Consider a canto for your c/c?
"Canto on the Statistical Improbability of Happiness"
by Peter
It’s far from evenly distributed
This cherished thing I’ve come here to describe
And if my research has contributed
One little bit to insight in your tribe
I’ll have improved the little life of man
So take a moment, if you will, subscribe
To what I tell you and my master plan:
The thing that we’ll henceforth call happiness
Is rare indeed and in the finite span
Of life is felt perhaps ten times or less ―
And maybe most of them in younger years.
It does not understand the numberless
And suffocating presence of the fears
That come to choke our crippled conscious hours.
This wondrous thing, a rarity, appears
In newborn baby’s cry, and nuptial flowers,
When we are recognized for what we do
And love the best, but just as soon it sours
And disappears, and it is only through
The miracle of memory and dreams
We take our starveling world and fill it new.

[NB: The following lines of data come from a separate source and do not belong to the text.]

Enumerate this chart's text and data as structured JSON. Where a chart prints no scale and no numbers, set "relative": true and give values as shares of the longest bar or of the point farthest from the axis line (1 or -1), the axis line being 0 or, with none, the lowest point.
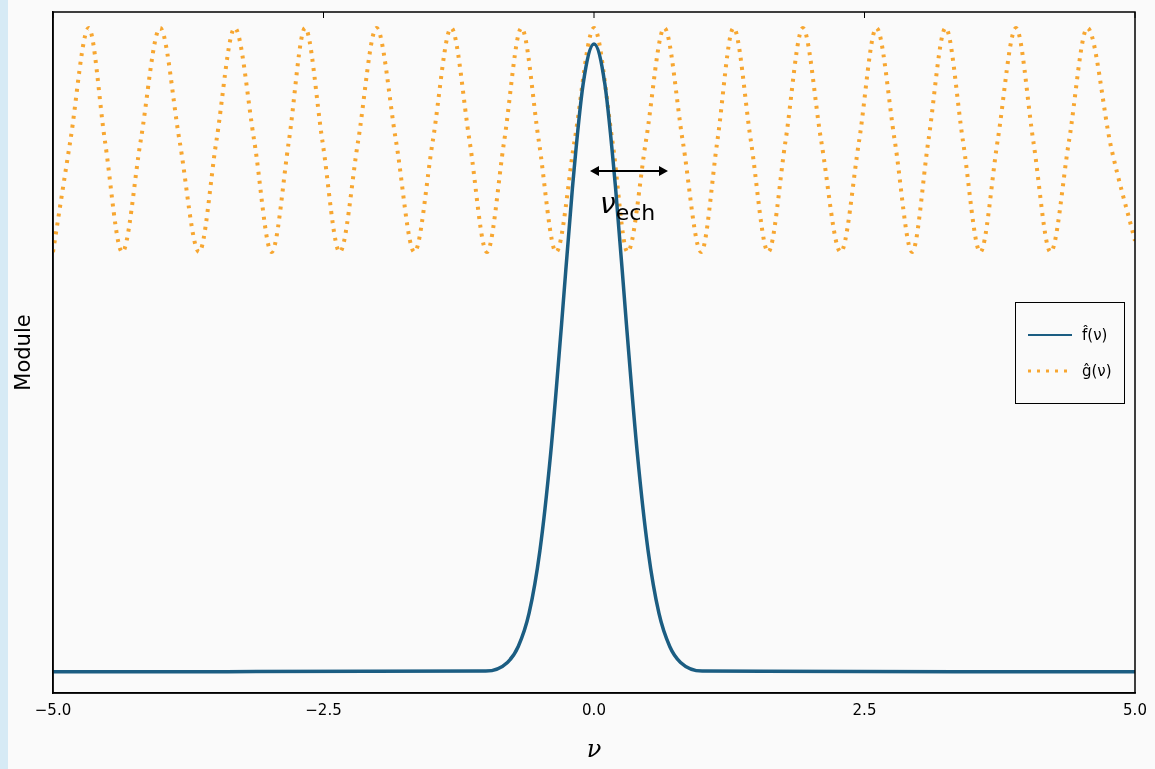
{
  "chart_data": {
    "type": "line",
    "relative": true,
    "xlabel": "ν",
    "ylabel": "Module",
    "legend": "right",
    "marker": "none",
    "xlim": [
      -5,
      5
    ],
    "xticks": [
      {
        "value": -5,
        "label": "−5.0"
      },
      {
        "value": -2.5,
        "label": "−2.5"
      },
      {
        "value": 0,
        "label": "0.0"
      },
      {
        "value": 2.5,
        "label": "2.5"
      },
      {
        "value": 5,
        "label": "5.0"
      }
    ],
    "annotations": [
      "ν$_{ech}$"
    ],
    "series": [
      {
        "name": "f̂(ν)",
        "color": "#1b5d82",
        "line_style": "solid",
        "x": [
          -5,
          -1,
          -0.8,
          -0.7,
          -0.6,
          -0.5,
          -0.4,
          -0.3,
          -0.2,
          -0.1,
          0,
          0.1,
          0.2,
          0.3,
          0.4,
          0.5,
          0.6,
          0.7,
          0.8,
          1,
          5
        ],
        "values": [
          0.032,
          0.033,
          0.046,
          0.07,
          0.12,
          0.214,
          0.361,
          0.554,
          0.758,
          0.916,
          0.976,
          0.916,
          0.758,
          0.554,
          0.361,
          0.214,
          0.12,
          0.07,
          0.046,
          0.033,
          0.032
        ]
      },
      {
        "name": "ĝ(ν)",
        "color": "#f7a630",
        "line_style": "dotted",
        "x": [
          -5,
          -4.84,
          -4.67,
          -4.52,
          -4.36,
          -4.19,
          -4.01,
          -3.83,
          -3.65,
          -3.49,
          -3.32,
          -3.14,
          -2.98,
          -2.82,
          -2.67,
          -2.51,
          -2.35,
          -2.18,
          -2.01,
          -1.83,
          -1.66,
          -1.49,
          -1.32,
          -1.15,
          -0.99,
          -0.83,
          -0.67,
          -0.51,
          -0.35,
          -0.18,
          0,
          0.17,
          0.31,
          0.48,
          0.65,
          0.82,
          0.99,
          1.14,
          1.29,
          1.45,
          1.61,
          1.77,
          1.93,
          2.1,
          2.28,
          2.45,
          2.61,
          2.78,
          2.94,
          3.09,
          3.25,
          3.41,
          3.57,
          3.73,
          3.9,
          4.06,
          4.22,
          4.39,
          4.56,
          4.78,
          5
        ],
        "values": [
          0.663,
          0.83,
          1,
          0.83,
          0.663,
          0.83,
          1,
          0.83,
          0.663,
          0.83,
          1,
          0.83,
          0.663,
          0.83,
          1,
          0.83,
          0.663,
          0.83,
          1,
          0.83,
          0.663,
          0.83,
          1,
          0.83,
          0.663,
          0.83,
          1,
          0.83,
          0.663,
          0.83,
          1,
          0.83,
          0.663,
          0.83,
          1,
          0.83,
          0.663,
          0.83,
          1,
          0.83,
          0.663,
          0.83,
          1,
          0.83,
          0.663,
          0.83,
          1,
          0.83,
          0.663,
          0.83,
          1,
          0.83,
          0.663,
          0.83,
          1,
          0.83,
          0.663,
          0.83,
          1,
          0.82,
          0.68
        ]
      }
    ]
  }
}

When we examine closer still it seems
That happiness is merely an oasis,
Or like the little bubbles on a stream
Where breathless minnows come to press their faces,
Because a breathless thing must pant and live
Before it swims away to other places.
Why would a loving Providence not give
A greater quota of this precious thing?
Or better yet, why not let it outlive
The much more common daily scorns and slings?
Instead, it comes unheralded and swells
The breast of life itself, but only clings
The barest second. It must live in wells
That we redrill because they have run dry;
It seems so long between the rainy spells.
A practiced statistician might apply
The apt analogy of Benford’s law
And I will not, as one of them, deny
There is some truth in it, but there’s a flaw:
Although the greater measure’s laid in youth
Before we find that we must strive and claw
Our way sometimes, when we are long in tooth
It still may like some hooded cobra rise
From depths whence it is piped and charmed, and sooth,
Thrust out its tongue and hiss with ancient eyes
That pierce the very pillar of our soul
Before it disappears again and dies
And yet these ten encounters make us whole.
So I conclude that happiness is rare
And yet at that it plays a vital role
In which more common sadness has its share.
We bottle not, but drink it from a stream.
And though we’re thirsty it is everywhere.
Why we can even find it in a dream
But it is gone before we’re woken up.
Sometimes it’s there for us to drink it seems
But fools we are forget to bring a cup.